© Science Museum/Science and Society Picture Library
During the First World War more Avro 504 aircraft were produced than any other British plane. They took part in one of the earliest bombing raids in the war - the attack on the Zeppelin airship works at Friedrichshafen - and were also used in Britain for anti-Zeppelin patrols. The Avro 504 was a
robust and safe design that was relatively easy to fly and, as it became outclassed in performance for combat, it was adopted for pilot instruction. Following the First World War it continued for many years as the standard training machine for the Royal Air Force.

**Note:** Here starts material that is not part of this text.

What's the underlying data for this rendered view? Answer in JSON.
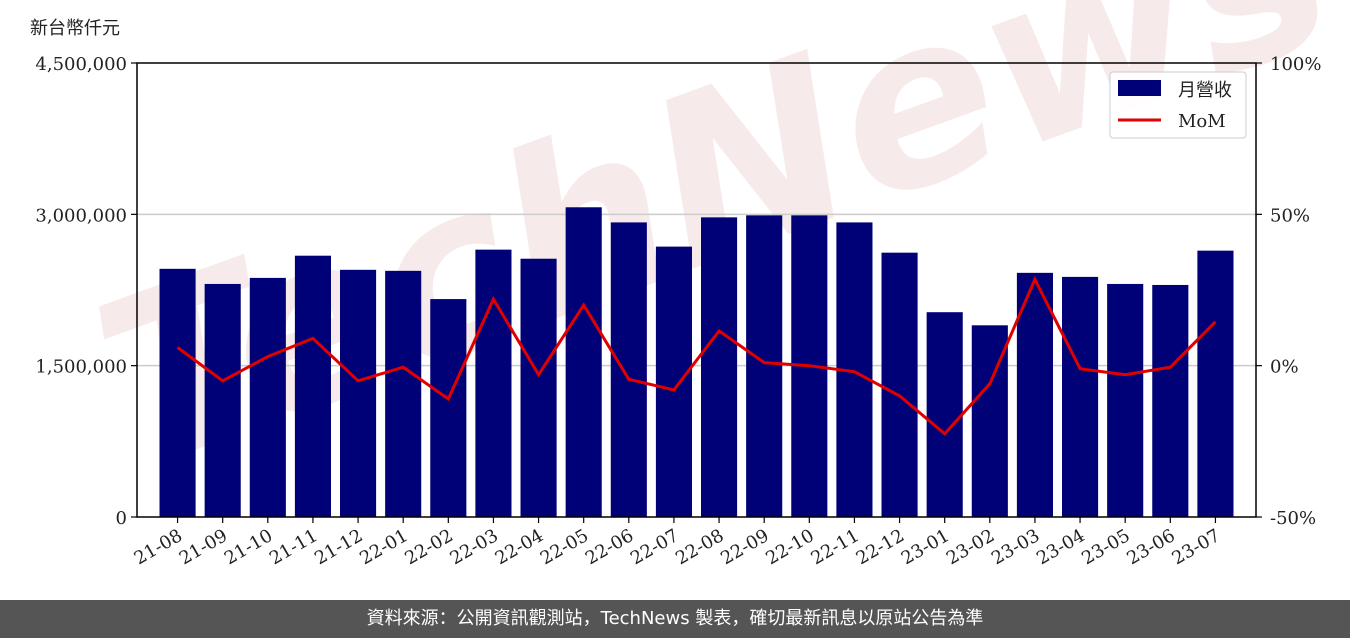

Good flying qualities also made the Avro 504 popular for 'joyride' and 'flying circus' operators in the postwar era. Aviation had acquired a tremendous glamour as a result of newspaper reports of air battles, 'dogfights' and the exploits of the 'knights of the air'. Former war pilots could buy a government surplus aircraft
with spares for its rotary engine cheaply and would then tour the country, giving displays of aerobatic stunts and taking up passengers. For most people in the 1920s this would have been their first chance to actually see, or perhaps fly in, an aeroplane.
The Avro 504 series was fitted with a variety of rotary engines - particularly Gnomes and Le Rhones. This aeroplane has the most powerful engine - the 130-hp (97.5-kW) Clerget - and could achieve speeds of about 95 mph (153 km/h). It is one of the most original of the First World War aircraft still in existence today.